Boeing told the city last fall that it plans to request the chunk of land back known as Apron B: five aircraft positions, and that it will likely use this land to test its Renton-built Next-Generation 737s, as it does now on the airport’s Apron A.
Boeing has yet to officially ask for Apron B back, airport manager Ryan Zulauf said, and he’s unsure how long the company would want to lease the land. But Zulauf is happy to have the city’s largest employer expand its presence at the airport.
“They are one of the three biggest aircraft manufacturing companies in the entire world,” Zulauf said. “It’s a no-brainer that we want to keep them.”
Boeing’s 737 program set its third sales record in a row in 2007, with 846 airplanes sold. The plane is the best-selling single aisle-jetliner, with more than 4,400 ordered.
Boeing’s proposed lease of Apron B would help the company and Renton reap even more of that success.
“We are here for The Boeing Co.,” Zulauf said. “We always have been and probably always will be.”
Boeing has leased Apron B since World War II, Zulauf said. The aerospace company gave back the land unofficially in 2003 and officially in 2007. The land is now vacant. There simply isn’t room for a jet center if Boeing takes back that land, he explained.
A corporate aviation center was one of five airport layout plans proposed to the city by a private consultant. Renton’s city council never selected a plan.

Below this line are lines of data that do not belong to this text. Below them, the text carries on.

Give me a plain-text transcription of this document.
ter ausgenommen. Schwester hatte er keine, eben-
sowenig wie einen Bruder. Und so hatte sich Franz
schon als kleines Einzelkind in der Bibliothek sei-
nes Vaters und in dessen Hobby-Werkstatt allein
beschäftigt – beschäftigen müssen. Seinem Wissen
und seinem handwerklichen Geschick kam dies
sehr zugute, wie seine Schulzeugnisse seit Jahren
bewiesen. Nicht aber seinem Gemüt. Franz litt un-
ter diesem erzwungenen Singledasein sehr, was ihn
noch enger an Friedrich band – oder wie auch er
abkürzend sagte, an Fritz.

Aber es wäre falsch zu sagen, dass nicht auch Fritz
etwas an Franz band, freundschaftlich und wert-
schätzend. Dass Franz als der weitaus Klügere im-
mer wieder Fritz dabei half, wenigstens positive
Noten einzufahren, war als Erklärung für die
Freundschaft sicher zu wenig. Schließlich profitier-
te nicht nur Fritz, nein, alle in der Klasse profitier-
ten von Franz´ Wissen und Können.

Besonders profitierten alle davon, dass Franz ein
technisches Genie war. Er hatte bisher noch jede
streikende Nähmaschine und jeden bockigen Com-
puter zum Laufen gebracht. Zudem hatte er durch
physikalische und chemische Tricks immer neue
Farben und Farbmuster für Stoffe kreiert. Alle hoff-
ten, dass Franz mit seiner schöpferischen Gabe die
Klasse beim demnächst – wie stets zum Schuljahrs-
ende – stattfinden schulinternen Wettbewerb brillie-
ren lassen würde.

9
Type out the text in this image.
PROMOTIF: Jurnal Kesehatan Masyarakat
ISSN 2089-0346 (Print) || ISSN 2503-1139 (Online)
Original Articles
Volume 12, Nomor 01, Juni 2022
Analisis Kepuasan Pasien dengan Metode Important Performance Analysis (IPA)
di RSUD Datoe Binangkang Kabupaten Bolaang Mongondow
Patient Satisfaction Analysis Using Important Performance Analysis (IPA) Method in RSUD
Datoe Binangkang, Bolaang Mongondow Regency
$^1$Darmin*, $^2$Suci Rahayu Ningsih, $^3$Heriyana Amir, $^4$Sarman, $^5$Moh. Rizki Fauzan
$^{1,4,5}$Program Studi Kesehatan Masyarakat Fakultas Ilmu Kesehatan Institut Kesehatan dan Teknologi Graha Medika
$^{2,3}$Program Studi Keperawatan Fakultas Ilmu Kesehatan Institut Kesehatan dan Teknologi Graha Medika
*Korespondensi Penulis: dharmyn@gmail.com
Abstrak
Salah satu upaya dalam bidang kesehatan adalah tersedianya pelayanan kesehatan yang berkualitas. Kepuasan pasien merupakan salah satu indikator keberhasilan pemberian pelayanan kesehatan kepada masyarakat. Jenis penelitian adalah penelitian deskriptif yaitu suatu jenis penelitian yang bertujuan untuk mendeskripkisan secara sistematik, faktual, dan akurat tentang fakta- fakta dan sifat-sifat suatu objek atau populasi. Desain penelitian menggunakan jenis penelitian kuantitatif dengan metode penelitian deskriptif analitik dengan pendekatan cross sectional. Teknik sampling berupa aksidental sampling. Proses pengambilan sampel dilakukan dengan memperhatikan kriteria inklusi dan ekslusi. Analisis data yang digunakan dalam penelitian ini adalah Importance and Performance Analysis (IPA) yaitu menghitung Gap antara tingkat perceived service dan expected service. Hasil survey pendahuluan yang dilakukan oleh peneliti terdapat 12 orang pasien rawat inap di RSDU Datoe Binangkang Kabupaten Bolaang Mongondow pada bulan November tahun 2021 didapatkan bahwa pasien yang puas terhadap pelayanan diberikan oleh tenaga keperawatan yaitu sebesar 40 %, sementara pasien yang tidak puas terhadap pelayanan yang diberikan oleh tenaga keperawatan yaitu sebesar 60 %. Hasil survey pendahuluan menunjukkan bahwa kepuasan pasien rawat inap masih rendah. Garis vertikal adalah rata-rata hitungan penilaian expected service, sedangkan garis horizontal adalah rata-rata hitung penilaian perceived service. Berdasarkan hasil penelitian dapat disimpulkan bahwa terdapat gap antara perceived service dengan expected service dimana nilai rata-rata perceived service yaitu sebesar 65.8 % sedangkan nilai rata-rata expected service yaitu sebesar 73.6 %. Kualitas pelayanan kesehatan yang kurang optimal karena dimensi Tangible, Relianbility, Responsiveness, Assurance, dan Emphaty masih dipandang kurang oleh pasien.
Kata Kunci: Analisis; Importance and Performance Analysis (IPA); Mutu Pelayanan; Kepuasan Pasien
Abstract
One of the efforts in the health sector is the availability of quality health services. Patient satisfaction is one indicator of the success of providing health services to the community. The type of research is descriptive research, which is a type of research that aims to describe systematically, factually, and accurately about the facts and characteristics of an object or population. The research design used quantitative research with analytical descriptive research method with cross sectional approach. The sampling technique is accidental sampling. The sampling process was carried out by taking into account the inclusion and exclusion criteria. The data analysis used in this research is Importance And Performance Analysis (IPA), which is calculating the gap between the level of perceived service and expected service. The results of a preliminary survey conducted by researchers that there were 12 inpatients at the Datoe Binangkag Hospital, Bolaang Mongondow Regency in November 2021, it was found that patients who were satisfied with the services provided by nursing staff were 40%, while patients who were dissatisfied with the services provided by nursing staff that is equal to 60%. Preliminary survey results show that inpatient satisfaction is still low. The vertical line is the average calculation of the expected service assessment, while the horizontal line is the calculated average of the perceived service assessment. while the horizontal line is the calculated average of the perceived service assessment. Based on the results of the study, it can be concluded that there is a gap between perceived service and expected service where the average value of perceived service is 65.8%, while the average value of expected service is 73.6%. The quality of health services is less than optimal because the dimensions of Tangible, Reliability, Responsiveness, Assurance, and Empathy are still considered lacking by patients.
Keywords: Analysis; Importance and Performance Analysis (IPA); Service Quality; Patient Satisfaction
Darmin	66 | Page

If the jet center had been approved, the now-vacant Apron B would serve as tie-down space. The center would have taken up most of the six acres of Apron C, just north of the airport’s control tower, currently a tie-down area.
The Renton council sent back the three jet center proposals to the submitting companies.
The $130,000 noise study that Mercer Island and Renton agreed to fund in March has also been suspended, Zulauf said. According to Linda Herzog, Mercer Island’s special project’s consultant, there is no indication that Renton’s intentions for the airport still include facilities or services to attract jet traffic.
Renton cannot approve the new layout plan until Mercer Island amends the noise study agreement, and the Island Council is expected to amend their agreement after Boeing’s commitment to the deal is in writing, said Rich Conrad, Mercer Island’s city manager.
If Boeing resumes leasing Apron B, the company will pay the airport about $104,000 a year, Zulauf said. That’s more than the approximately $60,000 a year that would be generated from the space if it were used as tie-down space, but less than the expected revenue for a corporate aviation center, which would have created an estimated $4 million fund balance by 2017.
Still, any money going to the facility is welcome revenue for the self-sustaining airport, said Michael O’Halloran, Renton Airport Advisory Committee (RAAC) chair.
Boeing also recently indicated that it would likely hold onto four acres on the east side of the airport until 2010, Zulauf said, adding that he thought the company would be ditching.
“I say welcome back,” O’Halloran said of Boeing. “They provide great jobs, as we all know, and we all like those.”
O’Halloran said he has not heard much feedback on the quashing of the jet center, except from people monitoring the issue.
“They’re happy with the decision of not having facilities that cater to jets,” he said of those he has heard from.
O’Halloran and the rest of RAAC will vote at a Feb. 19 meeting to approve or reject a new airport layout plan reflecting Boeing’s intended request. Mercer Island is represented by a voting member on the RAAC, Elliot Newman.
“The new plan is pretty generic,” Zulauf said. “Kind of back to more of a status-quo plan.”
The B ramp will be zoned for aircraft manufacturing, in light of Boeing’s expected lease, and Apron C will be left open for general aviation use. Apron C’s use will be market, not city-driven, Zulauf said.
As always, Renton Municipal Airport has many changes ahead.
“All I can say is it’s a very interesting time for the airport,” Zulauf said.